Celles-ci apparaissent-elles comme
absolument nécessaires et inévitables ?
L’appréciation de
la responsabilité des « auteurs
indirects » nécessite effectivement
d’apprécier l’existence de trois
conditions pour retenir leur
responsabilité :
• tout d’abord
cette notion de « diligences normales »
permet d’apprécier quels étaient les
pouvoirs et les compétences pour agir
des décideurs impliqués. S’agissant
d’Emmanuel Macron, d’Édouard Philippe,
de Jérôme Salomon, et ne l’oublions pas
de Madame Buzyn, ceux-ci avaient tous
les pouvoirs pour prendre les mesures
adéquates et les imposer. C’est même,
une de leurs missions essentielles que
de protéger la population.
• La deuxième
condition est de savoir si en
s’abstenant, comme le prétend l’ancienne
ministre de la santé, de prendre les
mesures exigées par des règles
particulières de sécurité ou de prudence
déjà prévues par la loi et le règlement.
Pour reprendre l’exemple du sang
contaminé, avoir continué à pratiquer
les transfusions sanguines alors même
qu’elles étaient interdites par les
textes sans chauffage préalable du sang,
constituait cette violation.
• Enfin, la
troisième condition est de savoir si les
décideurs, sans avoir violé des règles
particulières de sécurité ou de
prudence, mais ne prenant pas les
mesures qu’imposaient une situation
qu’ils connaissaient, ont exposé autrui
à un risque de mort ou de blessures
qu’ils ne pouvaient ignorer.
Même si ce n’est
bien sûr pas le moment, compte tenu des
déclarations d’Agnès Buzyn, et des
errements manifestes dans la gestion de
cette crise, il est impossible que la
justice ne soit pas saisie de cet
aspect.
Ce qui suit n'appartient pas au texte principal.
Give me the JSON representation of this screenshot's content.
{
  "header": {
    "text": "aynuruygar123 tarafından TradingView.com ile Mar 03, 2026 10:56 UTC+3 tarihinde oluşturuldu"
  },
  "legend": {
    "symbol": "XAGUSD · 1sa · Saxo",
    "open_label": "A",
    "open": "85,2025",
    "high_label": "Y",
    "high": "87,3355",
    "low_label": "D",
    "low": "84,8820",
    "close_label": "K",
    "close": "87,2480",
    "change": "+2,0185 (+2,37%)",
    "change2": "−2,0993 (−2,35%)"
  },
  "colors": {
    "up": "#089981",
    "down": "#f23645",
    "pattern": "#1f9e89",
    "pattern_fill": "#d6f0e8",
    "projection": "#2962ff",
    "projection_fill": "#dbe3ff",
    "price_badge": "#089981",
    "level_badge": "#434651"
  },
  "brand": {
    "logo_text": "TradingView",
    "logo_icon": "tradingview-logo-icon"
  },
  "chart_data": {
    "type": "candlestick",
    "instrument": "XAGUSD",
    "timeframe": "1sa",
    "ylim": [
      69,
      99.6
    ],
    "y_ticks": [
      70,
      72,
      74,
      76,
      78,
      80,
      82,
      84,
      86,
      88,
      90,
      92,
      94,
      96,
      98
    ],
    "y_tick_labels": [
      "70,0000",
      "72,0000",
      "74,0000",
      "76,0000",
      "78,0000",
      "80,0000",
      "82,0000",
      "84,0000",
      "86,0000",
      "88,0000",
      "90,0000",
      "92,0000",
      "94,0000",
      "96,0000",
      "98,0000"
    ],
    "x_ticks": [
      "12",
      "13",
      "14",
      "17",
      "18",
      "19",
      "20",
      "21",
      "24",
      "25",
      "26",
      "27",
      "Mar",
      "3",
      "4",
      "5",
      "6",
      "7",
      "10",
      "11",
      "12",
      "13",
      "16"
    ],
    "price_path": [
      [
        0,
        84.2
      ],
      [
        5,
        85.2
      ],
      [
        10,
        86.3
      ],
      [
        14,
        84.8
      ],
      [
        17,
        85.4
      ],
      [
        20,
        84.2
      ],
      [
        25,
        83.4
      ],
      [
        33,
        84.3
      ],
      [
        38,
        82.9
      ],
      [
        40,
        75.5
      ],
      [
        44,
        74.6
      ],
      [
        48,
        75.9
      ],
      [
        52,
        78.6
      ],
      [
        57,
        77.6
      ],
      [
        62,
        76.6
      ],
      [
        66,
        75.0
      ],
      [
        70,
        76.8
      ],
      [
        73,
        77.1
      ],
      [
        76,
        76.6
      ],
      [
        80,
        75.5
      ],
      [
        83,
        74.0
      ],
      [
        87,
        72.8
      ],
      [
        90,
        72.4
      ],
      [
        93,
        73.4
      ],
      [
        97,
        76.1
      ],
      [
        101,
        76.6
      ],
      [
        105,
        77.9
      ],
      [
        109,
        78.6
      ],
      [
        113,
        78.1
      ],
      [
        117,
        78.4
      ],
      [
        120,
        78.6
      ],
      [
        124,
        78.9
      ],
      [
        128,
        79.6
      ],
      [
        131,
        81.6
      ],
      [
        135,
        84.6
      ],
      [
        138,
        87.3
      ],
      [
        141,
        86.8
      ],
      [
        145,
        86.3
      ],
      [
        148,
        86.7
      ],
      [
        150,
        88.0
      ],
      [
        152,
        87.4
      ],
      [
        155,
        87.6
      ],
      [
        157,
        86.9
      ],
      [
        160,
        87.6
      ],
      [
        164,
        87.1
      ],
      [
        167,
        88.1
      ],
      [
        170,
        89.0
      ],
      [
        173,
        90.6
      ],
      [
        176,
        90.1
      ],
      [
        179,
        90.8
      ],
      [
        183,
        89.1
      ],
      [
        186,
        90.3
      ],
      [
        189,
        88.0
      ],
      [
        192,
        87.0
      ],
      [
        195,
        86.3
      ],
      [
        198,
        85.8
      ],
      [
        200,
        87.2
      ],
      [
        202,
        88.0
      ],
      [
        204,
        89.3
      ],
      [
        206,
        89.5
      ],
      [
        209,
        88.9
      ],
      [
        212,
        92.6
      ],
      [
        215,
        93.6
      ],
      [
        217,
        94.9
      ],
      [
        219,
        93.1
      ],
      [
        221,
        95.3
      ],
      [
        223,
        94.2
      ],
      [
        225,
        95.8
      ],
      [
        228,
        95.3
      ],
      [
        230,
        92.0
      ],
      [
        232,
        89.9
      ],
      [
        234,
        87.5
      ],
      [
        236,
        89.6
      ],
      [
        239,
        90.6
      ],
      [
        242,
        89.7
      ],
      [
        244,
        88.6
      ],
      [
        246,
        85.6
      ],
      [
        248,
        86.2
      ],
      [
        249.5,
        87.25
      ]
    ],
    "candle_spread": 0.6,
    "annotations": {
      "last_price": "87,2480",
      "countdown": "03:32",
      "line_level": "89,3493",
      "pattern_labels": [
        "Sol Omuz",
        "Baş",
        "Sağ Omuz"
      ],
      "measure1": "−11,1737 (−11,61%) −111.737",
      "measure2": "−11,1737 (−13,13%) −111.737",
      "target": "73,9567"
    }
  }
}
Rappelons simplement que la
responsabilité pénale des décideurs
publics que vous citez (et celle bien
d’autres évidemment) sera engagée si
l’absence des mesures qui leur
incombaient a aggravé la catastrophe.
Cela veut dire que tout ceux qui ont
perdu un proche dont la mort aurait pu
être évitée seront en droit de saisir la
justice pénale…
Imaginez quand on
apprendra que des présidents de bureaux
de vote et des assesseurs, qui ont
courageusement assuré la mission absurde
que leur confiait le gouvernement pour
les municipales, sont décédés des suites
du covid19…
Quelles
pourraient être les conséquences, outre
les conséquences strictement
judiciaires, d’un tel manquement ?
Alors bien
évidemment, il y aura le déshonneur
politique, mais l’on sait que l’on peut
s’en remettre. Sur le plan judiciaire
les peines pourront être lourdes, et ce
d’autant que la demande populaire sera
forte.
Il y a également un
autre problème. Au-delà de la
responsabilité personnelle pénale des
décideurs publics, il y a celle de
l’État. S’il est établi que celui-ci a
commis des fautes lourdes dans la
gestion de la crise il en devra
réparation auprès des victimes.
Nous n’en sommes
pas là, et je pense que le problème pour
l’instant relève plus de l’inconscience
d’une partie de la population. Je pense
en particulier aux habitants des
quartiers défavorisés, où beaucoup
d’entre eux considèrent qu’ils n’ont pas
à se soumettre aux ordres de l’autorité.
Mais je pense aussi à l’incroyable
cynisme inconscient des bourgeois grands
et petits des métropoles qui les ont
quittées pour disséminer le virus autour
de leur résidence de vacances. Sur cette
question aussi il serait souhaitable que
les autorités publiques interviennent.